Yine Yahudi yerleşimcilerin kendi terörist rejimlerinden aldıkları cesaretle Filistinlilere çektirdikleri zulüm yetmezmiş gibi Mescid-i Aksa’ya baskınlar düzenliyor, mukaddes mekânı kirletmeye devam ediyorlar. Bu duruma tahammül edemeyen Filistinliler israil polisiyle karşı karşıya geliyor, çatışıyor, attıkları taşlara karşılık gelen kurşunlarla yaralanıyor, ya şehadet mertebesine ulaşıyor ya da yaka paça tutuklanarak uzun süren çileli bir zindan hayatına atılıyor. Veya üçüncü bir seçenek olarak öz vatanını terk edip dünyanın farklı bir beldesinde, garip, zorlu bir yaşam sürüp garipçe bir ölümle rabbine kavuşuyor.
Ve Gazze… Yıllar yılı çektikleri israil zulmü yetmezmiş gibi bir de yine israil’in güdümünde hareket eden Mısır Cuntası’nın Mısır’a açılan şehrin can damarı sayılan tünellerini yıkması ve Refah Sınırı’nı kapatmasıyla Gazze çok daha büyük sıkıntılarla karşı karşıya kalmış durumda. Yeterli gıda ve insani malzemenin şehre girememesi nedeniyle Gazze halkı büyük zorluklar yaşıyor. Çarşı pazarlarda çok az bulunabilen gıda maddeleri fiyatları ise el yakıyor. Diğer yandan yakıt sıkıntısından dolayı arabalar çalışamaz durumda. Şehre verilen elektrik ise günlük 3-5 saati aşmıyor.
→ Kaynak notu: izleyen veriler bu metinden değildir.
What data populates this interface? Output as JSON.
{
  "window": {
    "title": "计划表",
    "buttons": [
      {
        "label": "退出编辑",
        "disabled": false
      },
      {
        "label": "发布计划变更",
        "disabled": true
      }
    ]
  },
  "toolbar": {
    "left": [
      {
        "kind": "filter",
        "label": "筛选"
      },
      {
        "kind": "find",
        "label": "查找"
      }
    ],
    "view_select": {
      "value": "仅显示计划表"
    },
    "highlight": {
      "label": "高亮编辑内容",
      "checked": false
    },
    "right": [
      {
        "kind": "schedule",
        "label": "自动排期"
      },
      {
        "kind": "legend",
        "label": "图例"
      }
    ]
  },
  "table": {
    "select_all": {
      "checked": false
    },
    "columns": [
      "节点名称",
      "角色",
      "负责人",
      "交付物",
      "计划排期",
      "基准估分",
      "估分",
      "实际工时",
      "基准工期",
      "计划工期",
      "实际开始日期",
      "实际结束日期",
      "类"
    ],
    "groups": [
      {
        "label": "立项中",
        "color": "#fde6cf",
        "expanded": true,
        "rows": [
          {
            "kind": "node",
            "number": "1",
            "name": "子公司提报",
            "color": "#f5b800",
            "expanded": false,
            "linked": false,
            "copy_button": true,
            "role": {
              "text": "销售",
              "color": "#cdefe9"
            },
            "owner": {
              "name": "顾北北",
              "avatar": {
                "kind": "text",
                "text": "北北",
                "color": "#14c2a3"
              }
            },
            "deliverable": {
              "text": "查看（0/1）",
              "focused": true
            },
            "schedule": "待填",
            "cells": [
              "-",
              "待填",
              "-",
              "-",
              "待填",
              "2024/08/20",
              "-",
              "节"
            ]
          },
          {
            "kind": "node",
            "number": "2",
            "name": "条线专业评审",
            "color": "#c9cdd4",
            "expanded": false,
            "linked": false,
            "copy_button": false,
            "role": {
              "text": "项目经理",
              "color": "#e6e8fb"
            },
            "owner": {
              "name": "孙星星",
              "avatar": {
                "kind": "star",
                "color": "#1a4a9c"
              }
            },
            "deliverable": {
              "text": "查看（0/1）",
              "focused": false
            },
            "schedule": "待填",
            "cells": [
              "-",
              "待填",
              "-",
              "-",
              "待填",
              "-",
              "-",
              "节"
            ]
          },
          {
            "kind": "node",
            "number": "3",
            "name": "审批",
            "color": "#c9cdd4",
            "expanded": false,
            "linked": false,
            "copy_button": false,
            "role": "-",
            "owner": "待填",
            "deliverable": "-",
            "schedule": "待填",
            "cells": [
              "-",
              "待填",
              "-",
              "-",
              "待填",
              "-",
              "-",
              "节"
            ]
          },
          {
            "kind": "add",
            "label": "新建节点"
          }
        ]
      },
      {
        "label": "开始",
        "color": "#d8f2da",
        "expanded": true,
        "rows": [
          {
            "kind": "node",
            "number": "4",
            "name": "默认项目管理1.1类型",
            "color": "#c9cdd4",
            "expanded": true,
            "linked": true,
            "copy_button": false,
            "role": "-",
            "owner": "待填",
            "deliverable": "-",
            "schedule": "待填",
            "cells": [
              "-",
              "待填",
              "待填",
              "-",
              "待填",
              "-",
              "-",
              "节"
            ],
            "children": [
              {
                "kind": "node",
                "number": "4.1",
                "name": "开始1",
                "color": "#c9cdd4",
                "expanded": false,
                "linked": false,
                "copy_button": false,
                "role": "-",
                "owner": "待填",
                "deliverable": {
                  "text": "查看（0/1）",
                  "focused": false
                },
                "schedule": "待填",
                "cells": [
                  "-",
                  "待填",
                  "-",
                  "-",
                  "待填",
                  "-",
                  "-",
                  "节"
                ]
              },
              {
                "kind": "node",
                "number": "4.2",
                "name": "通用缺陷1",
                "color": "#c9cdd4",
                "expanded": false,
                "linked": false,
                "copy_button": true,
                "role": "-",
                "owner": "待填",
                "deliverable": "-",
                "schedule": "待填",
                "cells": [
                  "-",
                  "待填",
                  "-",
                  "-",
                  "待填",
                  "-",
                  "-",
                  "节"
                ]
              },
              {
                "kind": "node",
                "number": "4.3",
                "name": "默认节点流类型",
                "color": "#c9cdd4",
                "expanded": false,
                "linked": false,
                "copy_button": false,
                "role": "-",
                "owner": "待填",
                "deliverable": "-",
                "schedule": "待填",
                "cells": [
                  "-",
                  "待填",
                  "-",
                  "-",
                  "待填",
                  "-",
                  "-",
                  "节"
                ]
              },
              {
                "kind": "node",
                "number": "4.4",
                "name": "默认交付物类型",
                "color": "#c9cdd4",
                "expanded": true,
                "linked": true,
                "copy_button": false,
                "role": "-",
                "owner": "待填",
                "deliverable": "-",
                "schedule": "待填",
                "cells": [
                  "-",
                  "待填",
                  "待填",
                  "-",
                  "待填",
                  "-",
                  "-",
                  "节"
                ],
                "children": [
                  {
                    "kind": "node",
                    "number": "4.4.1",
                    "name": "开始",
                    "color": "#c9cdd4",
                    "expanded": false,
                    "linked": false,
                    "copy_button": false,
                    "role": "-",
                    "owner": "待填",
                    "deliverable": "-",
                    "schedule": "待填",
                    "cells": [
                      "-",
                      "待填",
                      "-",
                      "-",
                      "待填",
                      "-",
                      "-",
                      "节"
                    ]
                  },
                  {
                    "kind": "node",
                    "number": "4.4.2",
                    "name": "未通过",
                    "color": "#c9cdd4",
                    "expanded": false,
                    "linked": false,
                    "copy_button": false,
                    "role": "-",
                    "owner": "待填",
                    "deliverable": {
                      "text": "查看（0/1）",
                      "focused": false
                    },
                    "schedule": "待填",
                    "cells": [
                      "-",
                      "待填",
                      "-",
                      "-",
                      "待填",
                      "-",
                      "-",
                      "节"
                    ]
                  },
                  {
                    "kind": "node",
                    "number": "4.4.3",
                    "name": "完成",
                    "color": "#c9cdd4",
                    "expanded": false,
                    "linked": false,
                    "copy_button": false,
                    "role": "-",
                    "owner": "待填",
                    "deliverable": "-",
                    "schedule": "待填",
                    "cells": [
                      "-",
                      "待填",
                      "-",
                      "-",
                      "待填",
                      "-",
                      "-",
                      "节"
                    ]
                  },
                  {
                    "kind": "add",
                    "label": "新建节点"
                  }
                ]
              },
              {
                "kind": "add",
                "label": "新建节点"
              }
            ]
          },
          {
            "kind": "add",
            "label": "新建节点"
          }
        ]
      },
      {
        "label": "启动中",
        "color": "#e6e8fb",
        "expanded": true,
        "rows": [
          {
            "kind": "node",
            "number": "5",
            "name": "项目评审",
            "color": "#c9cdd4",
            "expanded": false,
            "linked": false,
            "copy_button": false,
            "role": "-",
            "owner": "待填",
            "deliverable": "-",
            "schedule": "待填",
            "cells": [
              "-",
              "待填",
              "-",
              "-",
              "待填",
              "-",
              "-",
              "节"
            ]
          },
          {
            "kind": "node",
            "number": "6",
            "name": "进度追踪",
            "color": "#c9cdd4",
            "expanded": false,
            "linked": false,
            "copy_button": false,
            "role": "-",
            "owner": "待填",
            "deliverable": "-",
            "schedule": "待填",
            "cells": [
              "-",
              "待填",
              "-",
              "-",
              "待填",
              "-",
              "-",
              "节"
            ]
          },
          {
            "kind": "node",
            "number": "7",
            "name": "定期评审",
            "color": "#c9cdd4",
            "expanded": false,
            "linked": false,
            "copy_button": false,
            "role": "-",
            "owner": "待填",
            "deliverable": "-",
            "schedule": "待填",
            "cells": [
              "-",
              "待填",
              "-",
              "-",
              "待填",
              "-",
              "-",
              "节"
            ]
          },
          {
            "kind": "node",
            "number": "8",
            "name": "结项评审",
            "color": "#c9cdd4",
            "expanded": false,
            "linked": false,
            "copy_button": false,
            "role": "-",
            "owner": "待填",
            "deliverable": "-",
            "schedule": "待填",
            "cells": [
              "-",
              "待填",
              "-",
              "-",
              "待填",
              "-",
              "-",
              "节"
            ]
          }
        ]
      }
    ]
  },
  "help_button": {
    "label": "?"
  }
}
Gazze’de en büyük sıkıntı ise sağlık alanında yaşanıyor, 220’den fazla ilaç tükenmiş durumda. Birçok tıbbi malzemenin bulunamamasından dolayı hastalar büyük acılar çekiyor. Elektriğe bağlı çalışan diyaliz makineleri, solunum cihazları gibi yaşam ünitelerine bağımlılık zorunluluğu olan kanserli ve normal hastalar yaşam ile ölüm arasında gidip geliyor.
Tüm bu sıkıntılar yetmezmiş gibi israille işbirliği içinde hareket eden Mahmut Abbas’ın başını çektiği El Fetih yönetiminin Mısır cuntasıyla da işbirliğine giderek Gazze’yi yöneten Hamas Hükümeti’ni zor durumda bırakacak iftira ve icraatlarda bulunması, abluka ve ambargo altındaki Gazze halkını ve Hamas hükümetini zor durumda bırakıyor.
Ancak türlü sıkıntılara rağmen onurlu bir direnişten taviz vermeyen İslami direniş Hareketi Hamas, israil’in işgal ettiği ve işgal tehdidi altında tuttuğu Batı Şeria ve Kudüs olmak üzere tüm Filistin topraklarının özgürlüğüne kavuşması mücadelesinde her fırsatta yemin tazeliyor. Ve bu konuda İslam ümmetine de her fırsatta seslenerek Mescid-i Aksa ve Kudüs için ayağa kalkmaya çağıran Hamas hareketi, kendilerinin bu konuda son nefeslerine kadar ümmeti savunmaya hazır olduklarını ifade etmekten geri durmuyorlar.